T-Mobile settles ‘cramming’ lawsuit with FTC for $90 million in fines, refunds


The State Column, | December 21, 2014

T-Mobile settles ‘cramming’ lawsuit with FTC for $90 million in fines, refunds

The FTC alleged that the company had been in bed with third-party companies to overbill consumers, and that the end settlement amount could stretch well beyond $100 million.


T-Mobile’s U.S. division has agreed to pay at least $90 million largely in refunds for billing customers for text services they didn’t ask for in a settlement with the federal government.

The Federal Trade Commission announced the settlement on the case Friday, which had to do with the practice of “cramming,” when cell phone companies attempt to overbill for unauthorized charges. T-Mobile will issue $67.5 million worth of refunds to customers, and pay an additional $18 million in fines to all 50 states and the District of Columbia, and $4.5 million in fines to the FTC, according to the Associated Press.

T-Mobile was sued in July when the FTC accused it of billing customers $9.99 per month for horoscopes, ringtones, and celebrity gossip when users didn’t authorize the charges.

Despite being notified by customers that the charges were unauthorized, T-Mobile continued to collect up to 40 percent of the charges, earning hundreds of millions of dollars, according to the FTC.

It was during the investigation that the feds found that T-Mobile was “in bed with the crammers,” said Travis LeBlanc, head of the FTC’s enforcement bureau.

Many times, these third-party companies will collaborate with the service provider to place bogus charges on phone bills, a practice that many customers weren’t aware was happening.

T-Mobile is not out of the woods yet. The FTC called the $90 million a “floor,” not a ceiling, and the end result of their practices could be fines and refunds that stretch well past $100 million, officials said.

T-Mobile declined to comment on the settlement. It said it began a refund program in July and has notified the affected customers. No estimate on total refunds paid had been provided.

T-Mobile is the 4th largest cell phone carrier after Verizon, AT&T and Sprint.
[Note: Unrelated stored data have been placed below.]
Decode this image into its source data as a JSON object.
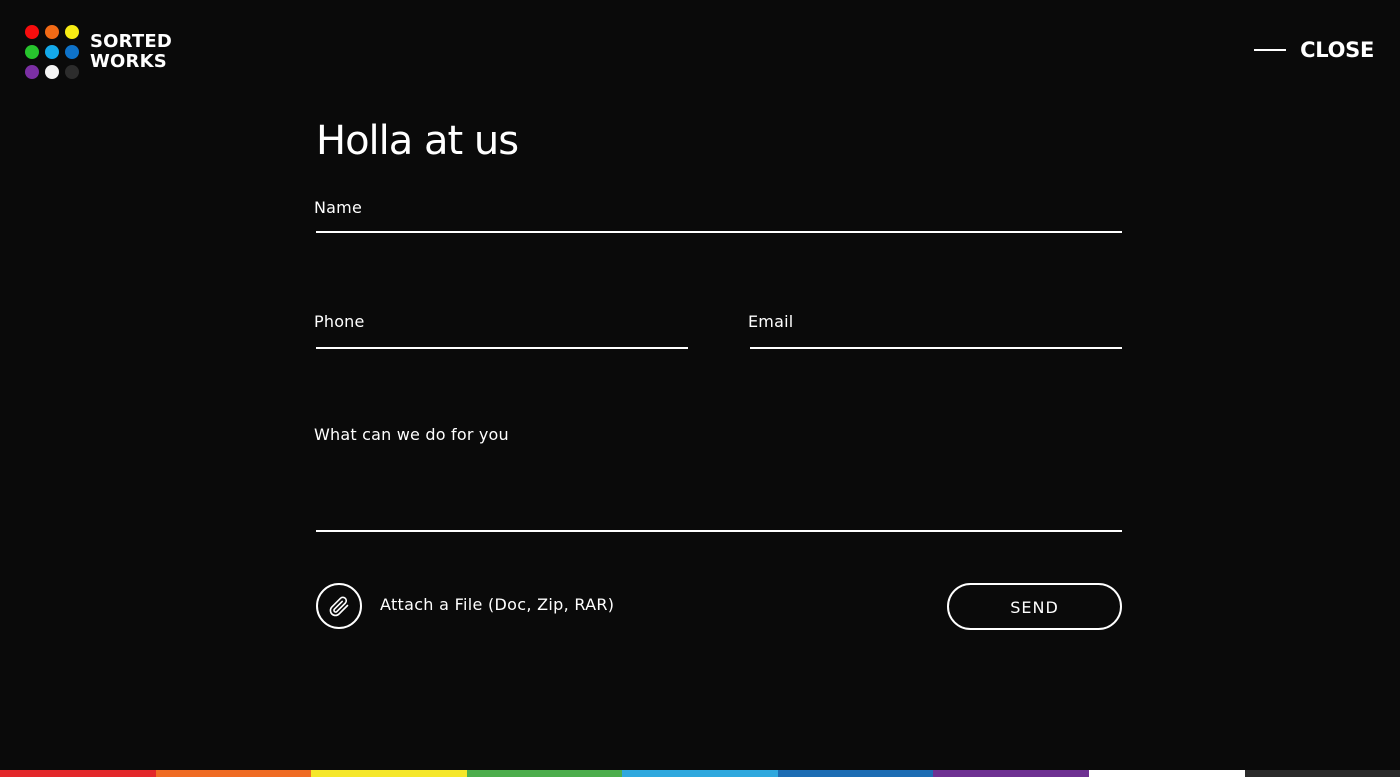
{
  "brand": {
    "line1": "SORTED",
    "line2": "WORKS",
    "dot_colors": [
      "#f70d0d",
      "#f26a16",
      "#f7ec14",
      "#27c42d",
      "#14a9ea",
      "#0e72c8",
      "#7b2fa3",
      "#f4f4f4",
      "#2c2c2c"
    ]
  },
  "header": {
    "close_label": "CLOSE"
  },
  "form": {
    "title": "Holla at us",
    "name_label": "Name",
    "phone_label": "Phone",
    "email_label": "Email",
    "message_label": "What can we do for you",
    "attach_label": "Attach a File (Doc, Zip, RAR)",
    "send_label": "SEND"
  },
  "footer": {
    "stripe_colors": [
      "#e3282b",
      "#ef6b24",
      "#f5e72a",
      "#4cae4c",
      "#2fa8de",
      "#1c6db4",
      "#6e3192",
      "#ffffff",
      "#2a2a2a"
    ]
  }
}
The lawsuit was filed in federal court in Seattle, which is where T-Mobile is based. The company is owned by a Germany telecommunications company.

Cramming is a form of fraud in which small charges are added to a bill without the consumer’s authorization and without disclosing it to the consumer in the hopes of racking up charges over time. Crammers usually bank on customers not closely scrutinizing their monthly bill for small discrepancies. It is one of the most common consumer complaints.